5
votes

I believe I am having trouble understanding how shift reduce conflicts work. I understand that bison can look ahead by one, so I don't understand why I am having the issue.

In my language a List is defined as a set of numbers or lists between [ ]. For example [] [1] [1 2] [1 [2] 3] are all valid lists.

Here are the definitions that are causing problems

 value: num 
    | stringValue
    | list          
    ;

list: LEFTBRACE RIGHTBRACE  
    | LEFTBRACE list RIGHTBRACE 
    | num list          
    | RIGHTBRACE            
    ;

The conflict happens from the number, it doesn't know weather to shift by the list rule, or reduce by the value rule. I am confused because can't it check to see if a list is following the number?

Any incite on how I should proceed would be greatly appreciated.

2

2 Answers

6
votes

I think I'd define things differently, in a way that avoids the problem to start with, something like:

value: num
     | stringvalue
     | list
     ;

items:
     | items value
     ;

list: LEFTBRACE items RIGHTBRACE;

Edit: Separating lists of numbers from lists of strings can't be done cleanly unless you eliminate empty lists.

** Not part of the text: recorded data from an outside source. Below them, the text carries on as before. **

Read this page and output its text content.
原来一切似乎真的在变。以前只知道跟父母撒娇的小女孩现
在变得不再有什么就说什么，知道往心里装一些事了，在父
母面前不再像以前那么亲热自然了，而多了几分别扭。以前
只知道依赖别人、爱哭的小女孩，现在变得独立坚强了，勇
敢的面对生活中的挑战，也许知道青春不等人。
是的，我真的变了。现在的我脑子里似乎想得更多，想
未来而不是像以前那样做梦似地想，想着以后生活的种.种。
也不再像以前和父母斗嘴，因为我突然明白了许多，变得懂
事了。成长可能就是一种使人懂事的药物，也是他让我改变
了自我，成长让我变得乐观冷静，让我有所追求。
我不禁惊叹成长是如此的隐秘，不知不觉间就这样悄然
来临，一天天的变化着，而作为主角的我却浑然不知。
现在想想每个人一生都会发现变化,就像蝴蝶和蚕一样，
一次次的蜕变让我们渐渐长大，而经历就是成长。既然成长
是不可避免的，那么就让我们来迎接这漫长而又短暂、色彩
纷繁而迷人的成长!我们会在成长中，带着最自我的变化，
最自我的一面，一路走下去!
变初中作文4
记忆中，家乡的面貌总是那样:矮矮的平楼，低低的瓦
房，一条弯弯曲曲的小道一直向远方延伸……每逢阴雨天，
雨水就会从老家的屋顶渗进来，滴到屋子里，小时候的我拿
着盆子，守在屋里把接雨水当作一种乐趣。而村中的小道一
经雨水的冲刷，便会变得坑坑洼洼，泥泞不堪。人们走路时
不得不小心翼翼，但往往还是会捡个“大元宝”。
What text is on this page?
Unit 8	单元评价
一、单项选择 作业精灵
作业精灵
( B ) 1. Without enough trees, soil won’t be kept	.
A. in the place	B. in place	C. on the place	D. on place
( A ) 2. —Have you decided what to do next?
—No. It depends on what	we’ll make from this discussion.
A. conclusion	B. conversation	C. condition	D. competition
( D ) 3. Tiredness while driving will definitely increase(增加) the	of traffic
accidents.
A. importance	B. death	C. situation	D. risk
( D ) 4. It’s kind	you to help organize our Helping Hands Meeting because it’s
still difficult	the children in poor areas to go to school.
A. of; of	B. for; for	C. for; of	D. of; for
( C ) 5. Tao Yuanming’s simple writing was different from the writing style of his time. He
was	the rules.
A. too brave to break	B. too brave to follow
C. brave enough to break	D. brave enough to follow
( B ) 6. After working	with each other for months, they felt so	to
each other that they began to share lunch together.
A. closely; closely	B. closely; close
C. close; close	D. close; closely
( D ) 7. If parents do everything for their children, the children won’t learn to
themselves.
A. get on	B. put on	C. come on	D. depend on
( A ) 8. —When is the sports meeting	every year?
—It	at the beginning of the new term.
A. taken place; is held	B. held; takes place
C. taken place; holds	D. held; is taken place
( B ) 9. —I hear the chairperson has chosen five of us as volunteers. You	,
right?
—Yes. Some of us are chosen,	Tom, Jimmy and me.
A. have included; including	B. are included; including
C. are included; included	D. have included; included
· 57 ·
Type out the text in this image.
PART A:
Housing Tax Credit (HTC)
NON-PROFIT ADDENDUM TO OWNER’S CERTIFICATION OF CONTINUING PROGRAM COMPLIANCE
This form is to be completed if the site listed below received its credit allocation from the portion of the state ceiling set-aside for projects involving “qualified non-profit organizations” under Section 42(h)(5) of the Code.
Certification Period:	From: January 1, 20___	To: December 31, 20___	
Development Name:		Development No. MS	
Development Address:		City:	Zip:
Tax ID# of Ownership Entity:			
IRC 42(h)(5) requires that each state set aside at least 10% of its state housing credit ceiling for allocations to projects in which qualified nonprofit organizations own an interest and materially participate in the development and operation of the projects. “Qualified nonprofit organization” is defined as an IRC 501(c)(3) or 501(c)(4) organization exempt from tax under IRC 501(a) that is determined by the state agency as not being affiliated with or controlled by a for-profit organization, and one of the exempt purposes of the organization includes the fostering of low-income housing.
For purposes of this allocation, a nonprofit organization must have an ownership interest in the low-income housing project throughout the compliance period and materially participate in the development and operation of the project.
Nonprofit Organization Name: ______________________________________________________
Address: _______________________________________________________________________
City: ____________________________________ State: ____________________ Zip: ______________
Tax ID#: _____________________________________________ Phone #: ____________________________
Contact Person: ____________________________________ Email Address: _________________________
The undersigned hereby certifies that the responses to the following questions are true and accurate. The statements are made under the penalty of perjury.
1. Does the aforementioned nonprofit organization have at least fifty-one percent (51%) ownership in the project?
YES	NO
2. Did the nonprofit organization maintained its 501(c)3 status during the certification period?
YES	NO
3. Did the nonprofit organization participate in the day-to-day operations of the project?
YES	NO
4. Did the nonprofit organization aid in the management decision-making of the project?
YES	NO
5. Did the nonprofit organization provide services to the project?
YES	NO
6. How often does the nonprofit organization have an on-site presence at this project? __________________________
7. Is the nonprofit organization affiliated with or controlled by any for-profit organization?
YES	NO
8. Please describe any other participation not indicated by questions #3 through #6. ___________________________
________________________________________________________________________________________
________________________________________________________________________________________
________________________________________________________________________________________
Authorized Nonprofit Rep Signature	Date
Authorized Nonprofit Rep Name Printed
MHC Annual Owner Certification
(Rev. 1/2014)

The problem that arises is that you want to allow an empty list to be included in a list of numbers or a list of strings, but looking at the empty list itself doesn't let the parser decide which. For example:

[ [][][][][][][][] 1 ]

To figure out what kind of list this is, the parser would have to look ahead all the way to the 1 -- but an LALR(N) parser can only lookahead N symbols to make that decision. Yacc (and Byacc, Bison, etc.) only do LALR(1), so they can only look ahead one symbol. That leaves a few possibilities:

  1. eliminate the possibility of empty lists entirely
  2. Have the lexer treat an arbitrary number of consecutive empty lists as a single token
  3. use a parser generator that isn't limited to LALR(1) grammars

Inside of a yacc grammar, however, I don't think there's much you can do -- your grammar simply doesn't fit yacc's limitations.

1
votes

With a bottom up parser it is generally a good idea to avoid right recursion which is what you have in the starred line of the grammar below.

list: LEFTBRACE RIGHTBRACE  
    | LEFTBRACE list RIGHTBRACE 
  **| num list**          
    | RIGHTBRACE  

Instead have you thought about something like this?

value:value num
   | value string
   | value list
   | num
   | string
   | list

list: LEFTBRACE RIGHTBRACE
   | LEFTBRACE value RIGHTBRACE 

This way you have no right recursion and the nesting logic of the grammar is more simply expressed.